Wednesday, 14 October 2020

Lockdown innovation in the arts

This year we have needed those little moments of hope. We could not go to concerts so the musicians found new ways to bring people together. Runrig produced an online stream of the recording of their final concert. I own the DVD of this concert, I could have watched it at any time of my choosing, but by making it a specific night it brought people together in emotion even when physically apart.

Normally an evening of humorous entertainment, only some of which is intended, Eurovision hit a surprisingly poignant note in 2020. Perhaps best illustrated by the following performance from the largely empty streets of Belgrade. 

For other musicians it was the topic of the pandemic which influenced their work. I cannot help but have some time for the notion of Alice Cooper taking on Covid, no matter how unscientific an approach it would be. 

The hope of Bon Jovi's message that "when you can't do what you do, you do what you can" is an uplifting soundtrack as we navigate a challenging year. Here re-recorded with Jennifer Nettles.

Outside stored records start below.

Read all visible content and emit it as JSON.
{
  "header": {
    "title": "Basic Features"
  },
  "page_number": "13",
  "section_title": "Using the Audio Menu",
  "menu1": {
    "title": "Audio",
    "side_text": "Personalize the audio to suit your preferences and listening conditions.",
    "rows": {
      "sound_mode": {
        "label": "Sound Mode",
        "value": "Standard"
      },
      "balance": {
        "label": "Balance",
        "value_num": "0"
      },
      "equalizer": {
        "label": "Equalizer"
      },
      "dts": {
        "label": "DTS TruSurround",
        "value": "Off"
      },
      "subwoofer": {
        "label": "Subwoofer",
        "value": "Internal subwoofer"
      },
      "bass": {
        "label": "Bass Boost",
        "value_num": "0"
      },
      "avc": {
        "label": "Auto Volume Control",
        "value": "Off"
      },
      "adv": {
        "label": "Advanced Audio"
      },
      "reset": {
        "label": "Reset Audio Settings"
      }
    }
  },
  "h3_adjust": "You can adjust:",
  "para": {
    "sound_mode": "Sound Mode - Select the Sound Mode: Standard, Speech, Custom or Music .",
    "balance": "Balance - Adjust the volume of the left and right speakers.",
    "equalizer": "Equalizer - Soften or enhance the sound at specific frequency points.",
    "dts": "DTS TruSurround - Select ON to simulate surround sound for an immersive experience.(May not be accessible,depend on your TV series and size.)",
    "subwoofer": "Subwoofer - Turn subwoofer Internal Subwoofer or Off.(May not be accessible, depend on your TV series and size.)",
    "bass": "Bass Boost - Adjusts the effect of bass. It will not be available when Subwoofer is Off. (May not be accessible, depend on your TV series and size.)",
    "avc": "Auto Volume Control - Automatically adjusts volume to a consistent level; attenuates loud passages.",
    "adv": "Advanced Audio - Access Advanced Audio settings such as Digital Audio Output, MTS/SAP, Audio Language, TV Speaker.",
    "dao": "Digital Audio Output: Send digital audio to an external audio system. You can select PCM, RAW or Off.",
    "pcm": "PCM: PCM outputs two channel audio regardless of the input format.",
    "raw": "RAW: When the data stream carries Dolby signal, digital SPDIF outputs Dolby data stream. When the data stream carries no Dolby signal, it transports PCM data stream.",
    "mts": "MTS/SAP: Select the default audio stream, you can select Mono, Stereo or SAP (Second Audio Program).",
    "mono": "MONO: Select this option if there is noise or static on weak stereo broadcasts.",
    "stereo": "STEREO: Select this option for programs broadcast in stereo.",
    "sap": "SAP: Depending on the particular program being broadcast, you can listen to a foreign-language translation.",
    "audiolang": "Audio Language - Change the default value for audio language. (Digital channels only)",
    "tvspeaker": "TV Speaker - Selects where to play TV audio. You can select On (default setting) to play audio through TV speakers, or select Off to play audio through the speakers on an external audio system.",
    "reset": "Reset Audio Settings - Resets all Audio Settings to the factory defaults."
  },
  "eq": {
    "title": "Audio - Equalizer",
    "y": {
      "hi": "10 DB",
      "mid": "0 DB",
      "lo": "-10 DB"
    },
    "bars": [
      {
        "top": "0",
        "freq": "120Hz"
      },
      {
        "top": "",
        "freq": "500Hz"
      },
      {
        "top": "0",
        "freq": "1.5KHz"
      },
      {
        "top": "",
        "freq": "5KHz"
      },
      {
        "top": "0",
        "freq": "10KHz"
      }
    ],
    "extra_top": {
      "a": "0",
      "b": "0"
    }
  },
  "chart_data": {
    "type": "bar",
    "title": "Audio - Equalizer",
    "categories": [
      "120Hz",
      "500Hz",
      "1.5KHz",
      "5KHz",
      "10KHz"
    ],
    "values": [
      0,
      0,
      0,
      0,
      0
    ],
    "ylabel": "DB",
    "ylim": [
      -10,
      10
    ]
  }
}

The BBC provided access when museums could not and put the exhibits in a context relevant to our times. While the National Gallery's highly anticipated Titian exhibition became a 'behind closed doors' documentary. The cultural conversation has also extended to ask what the pandemic will mean for the future of design in architecture and fashion

The 2020 pandemic has brought many words and phrases into our common usage that we'd not have thought of twelve months ago. We have also seen parallels drawn with the literature of previous health emergencies. Plague Fiction not only told that story but it also answered a point that had been puzzling me. The data informs us that the pandemic is a momentous event which in scale parallels those of the past and has brought a seismic shift as to how we engage in the world around us. Yet, there is still a lot of other news out there. It might be the primary topic we talk of, but by no means is it the only subject. Of course, this is always the case when viewed contemporaneously. During the worst years of the plague, literature still reflected other aspects of life. It is quite possible that future generations will look at 2020 and view it solely through the prism of the virus, as we might be prone to do when considering the era of Black Death. 

I appreciate that I have merely scraped the surface of the artistic innovation which has come to the fore during lockdown. There are many more examples out there and I have shown a bias towards some of my favourites above. I will conclude with one last example. An inspired concept which demonstrates graceful talent with an ability to put a smile on the face of both the ardent follower of culture and the curious passer-by. Swan Lake performed in bath tubs.

We are all adapting in our everyday lives to living with Covid in society, at least until a vaccine emerges. Perhaps we can take some inspiration from the innovation which comes from the creative sector, but even if not we can still find hope, solace, and the fortitude to push on from art in its many forms.